Psychology
Observational reinforcement learning in children and young adults
J. M. R. Buritica, B. Eppinger, et al.
The study investigates how children (8–10 years) and young adults (18–20 years) learn from observing others versus learning from their own outcomes. Observational learning is pervasive in social contexts (e.g., schools and playgrounds) and may confer advantages in hazardous or novel environments by allowing learning without direct action. Prior work shows adults typically outperform children in instrumental reinforcement learning, likely due to developmental improvements in cognitive control. However, the neurocomputational mechanisms of observational learning across development remain unclear. Previous EEG studies suggest children exhibit larger responses to observed outcomes but use others’ information less efficiently than adults. The authors aim to characterize and compare the computational (reinforcement learning parameters) and neural correlates (model-based fMRI prediction error signals) of observational versus individual learning across development, and to test age differences in these processes and their relation to behavior.

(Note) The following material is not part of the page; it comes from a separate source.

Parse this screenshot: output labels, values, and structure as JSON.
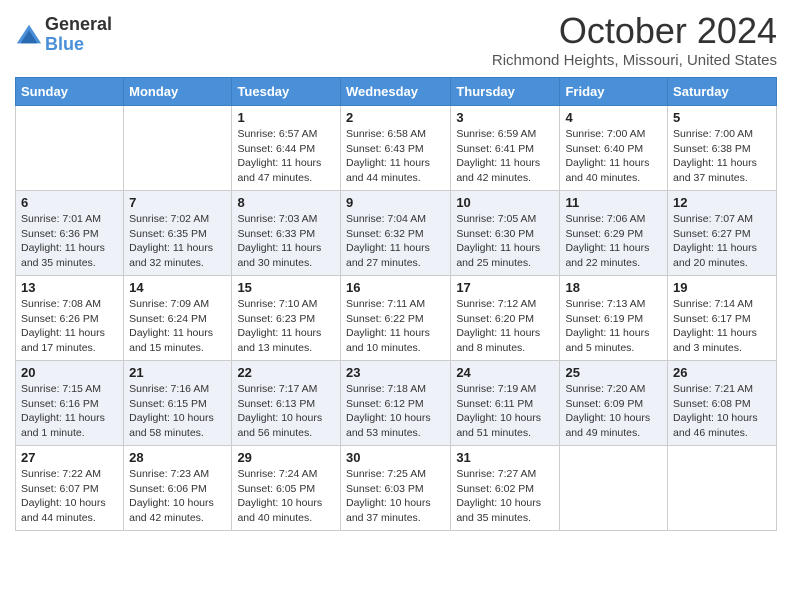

Reinforcement learning (RL) models explain learning via prediction errors (PEs) weighting outcome deviations by learning rates and shaping choice via an inverse temperature parameter. Developmental RL work reports mixed age differences in learning rates but a consistent increase in choice specificity with age. Social/observational learning can involve dual updating: from one’s own outcomes and from others’ outcomes. Neuroimaging links PEs in non-social contexts to ventral striatum and vmPFC, whereas social learning additionally recruits dmPFC and ACC (often implicated in other-related reward and monitoring), and mentalizing regions including dmPFC, TPJ, and pSTS, especially when inferring others’ mental states or during strategic interactions. Developmental studies of social RL are sparse; EEG work indicates children show heightened responses when observing peers but less learning-related modulation and reduced behavioral benefit from others’ outcomes compared to adults. The present study extends this literature with model-based fMRI to directly compare observational and individual PE coding and their developmental differences.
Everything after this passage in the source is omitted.